HansV2010 schrieb am 21.04.2019 09:16:

Lochkarte schrieb am 20.04.2019 14:32:

Beim Auto dürfte Wasserstoff tot sein und dient nur noch dazu, Geld von Investoren oder vom Staat abzugreifen. Wenn ich schon diese Werbung sehe „Tesla hat sich verzockt, investieren sie in Wasserstoff“. Naja, vielleicht haben einige der H2-Fanboys hier ja investiert.

Wie es jetzt allerdings bei den Zügen aussieht, weiß ich nicht. Die haben immerhin den Vorteil, dass dort Platz ist und man nur 200 statt 800 Bar Druck braucht. Aber die Haltbarkeit der Brennstoffzellen wäre auch dort ein Problem.

Nicht ganz. Was die Brennstoffzelle nicht verträgt sind die häufigen Lastwechsel wie sie beim PKW vorkommen. Mal viel dann wenig Strom, wieder Beschleunigen, Anfahren im Stadtverkehr etc.
Ohne Li Ionen Akku im Wasserstoffauto als Puffer wäre die Brennstoffzelle schon nach wenigen tausend km Schrott.

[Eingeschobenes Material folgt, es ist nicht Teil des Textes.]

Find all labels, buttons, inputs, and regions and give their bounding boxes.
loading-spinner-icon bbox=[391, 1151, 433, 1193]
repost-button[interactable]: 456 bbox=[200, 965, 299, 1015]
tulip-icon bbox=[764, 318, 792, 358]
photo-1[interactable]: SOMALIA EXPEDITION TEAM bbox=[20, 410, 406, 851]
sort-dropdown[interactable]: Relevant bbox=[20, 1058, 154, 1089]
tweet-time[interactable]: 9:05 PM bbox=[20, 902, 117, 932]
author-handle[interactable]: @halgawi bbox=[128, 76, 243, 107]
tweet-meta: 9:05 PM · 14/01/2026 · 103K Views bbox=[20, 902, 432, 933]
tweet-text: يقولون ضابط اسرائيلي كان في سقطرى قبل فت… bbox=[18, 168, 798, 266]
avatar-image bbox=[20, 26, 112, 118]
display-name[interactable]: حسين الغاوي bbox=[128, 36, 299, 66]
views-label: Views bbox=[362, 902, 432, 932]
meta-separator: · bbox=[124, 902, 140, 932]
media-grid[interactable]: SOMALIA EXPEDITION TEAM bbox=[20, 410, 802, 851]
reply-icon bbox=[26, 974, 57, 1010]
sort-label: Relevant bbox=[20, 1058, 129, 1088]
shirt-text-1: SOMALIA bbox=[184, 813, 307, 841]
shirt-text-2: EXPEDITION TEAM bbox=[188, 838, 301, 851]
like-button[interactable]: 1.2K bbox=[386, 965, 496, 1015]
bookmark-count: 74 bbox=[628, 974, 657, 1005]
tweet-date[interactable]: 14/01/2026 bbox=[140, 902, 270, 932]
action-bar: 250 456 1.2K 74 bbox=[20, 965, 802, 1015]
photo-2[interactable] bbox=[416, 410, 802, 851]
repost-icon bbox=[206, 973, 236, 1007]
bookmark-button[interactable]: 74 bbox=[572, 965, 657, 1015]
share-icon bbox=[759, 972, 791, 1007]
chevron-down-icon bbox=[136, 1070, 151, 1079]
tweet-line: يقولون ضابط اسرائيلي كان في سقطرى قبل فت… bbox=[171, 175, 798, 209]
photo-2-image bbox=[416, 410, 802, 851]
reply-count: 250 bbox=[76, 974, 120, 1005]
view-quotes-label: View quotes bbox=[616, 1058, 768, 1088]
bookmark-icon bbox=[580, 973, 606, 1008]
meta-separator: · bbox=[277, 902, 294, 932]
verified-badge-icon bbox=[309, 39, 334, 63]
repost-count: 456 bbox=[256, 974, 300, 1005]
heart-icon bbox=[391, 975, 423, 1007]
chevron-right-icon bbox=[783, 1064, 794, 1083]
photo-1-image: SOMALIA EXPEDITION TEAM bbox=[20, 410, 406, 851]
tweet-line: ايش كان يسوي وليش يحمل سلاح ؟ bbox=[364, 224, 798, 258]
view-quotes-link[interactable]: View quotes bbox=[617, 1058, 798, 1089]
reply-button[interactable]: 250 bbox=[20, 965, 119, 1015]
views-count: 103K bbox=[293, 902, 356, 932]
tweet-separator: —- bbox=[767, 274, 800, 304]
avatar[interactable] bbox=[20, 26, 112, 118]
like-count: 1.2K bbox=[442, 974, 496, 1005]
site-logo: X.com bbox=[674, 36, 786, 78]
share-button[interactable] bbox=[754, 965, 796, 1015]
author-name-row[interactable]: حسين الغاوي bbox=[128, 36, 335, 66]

Mit Li Ionen Akku hält die Brennstoffzelle gerade mal 70.000 bis 80.000 km.

In einem Triebwagen für die Bahn sieht das anders aus. Langsame Lastwechsel, viel mehr Konstantfahrt. Das dürfte dazu beitragen, dass in Zügen die Brennstoffzelle länger hält.

Dann würde also ein größerer LiIon-Akku die Lebensdauer der Brennstoffzelle erheblich erhöhen. Aber das scheitert im Auto sicher am Gewicht, im Zug nicht.